E il Palio dell'Agnolotto si trasforma in delivery...per beneficenza - InformaCibo

E il Palio dell’Agnolotto si trasforma in delivery…per beneficenza

di Alessandra Favaro

Ultima Modifica: 20/05/2020

Un’iniziativa che coinvolge menti, mani e cuore: “Il Palio dell’Agnolotto” avrebbe dovuto tenersi il 26 aprile scorso presso la “Villa Castello Torrazzetta” (Borgo Priolo – PV), dopo il successo e i numeri delle prime due edizioni.
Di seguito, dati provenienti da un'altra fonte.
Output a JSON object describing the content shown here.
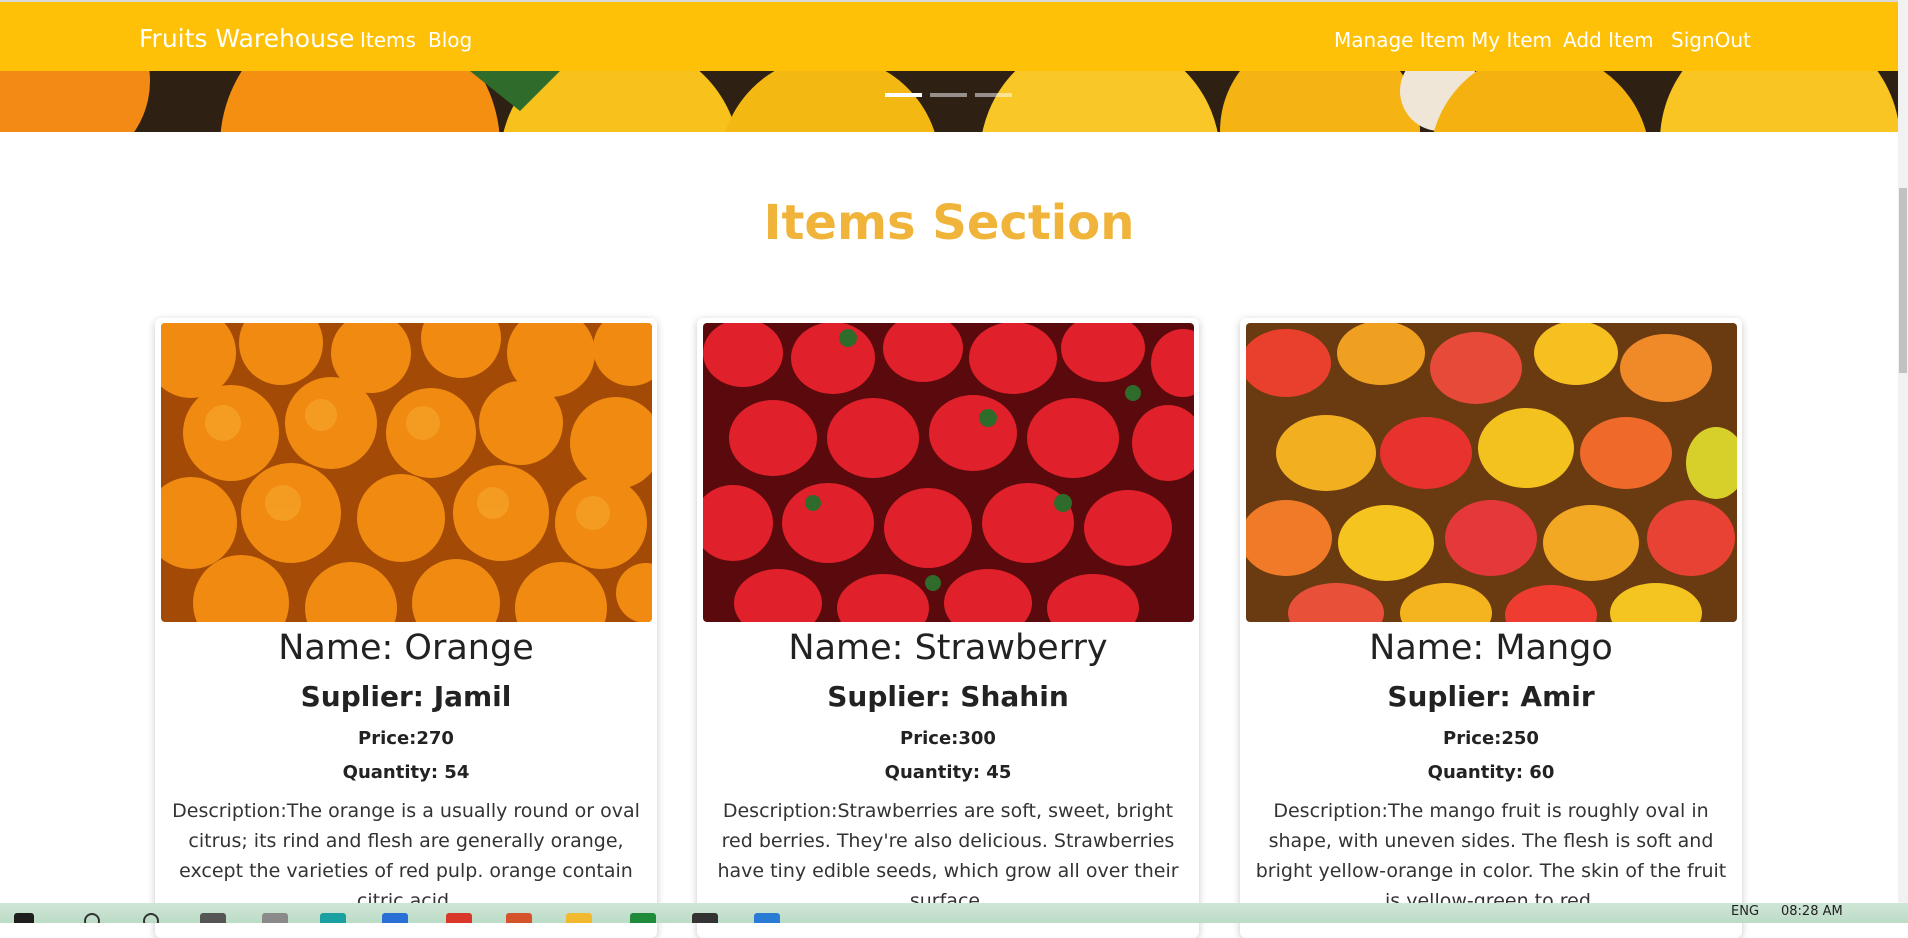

Nato nel 2018 sotto la guida e la passione degli chef Fabrizio Ferrari e Silvano Vanzulli, sostenuto dall’entusiasmo e dalla creatività di un ampio e valido gruppo, l’evento consiste in un concorso culinario che ha come protagonista la tipica pasta fresca ripiena.

Il fine è la raccolta fondi destinati allo sviluppo rurale promosso, in Etiopia, dall’associazione “Chicco per Emdibir”; la forma dell’evento consente di dare visibilità al territorio dell’Oltrepò Pavese. Per due anni, una ventina di ristoranti hanno gareggiato per cucinare il miglior agnolotto dell’Oltrepò, sottoponendosi ad una giuria composta da chef di rilievo, giornalisti e personalità di spicco del panorama enogastronomico italiano. In entrambe le occasioni, la bellissima location “Tenuta di Calcababbio” è stata visitata da 200 ospiti.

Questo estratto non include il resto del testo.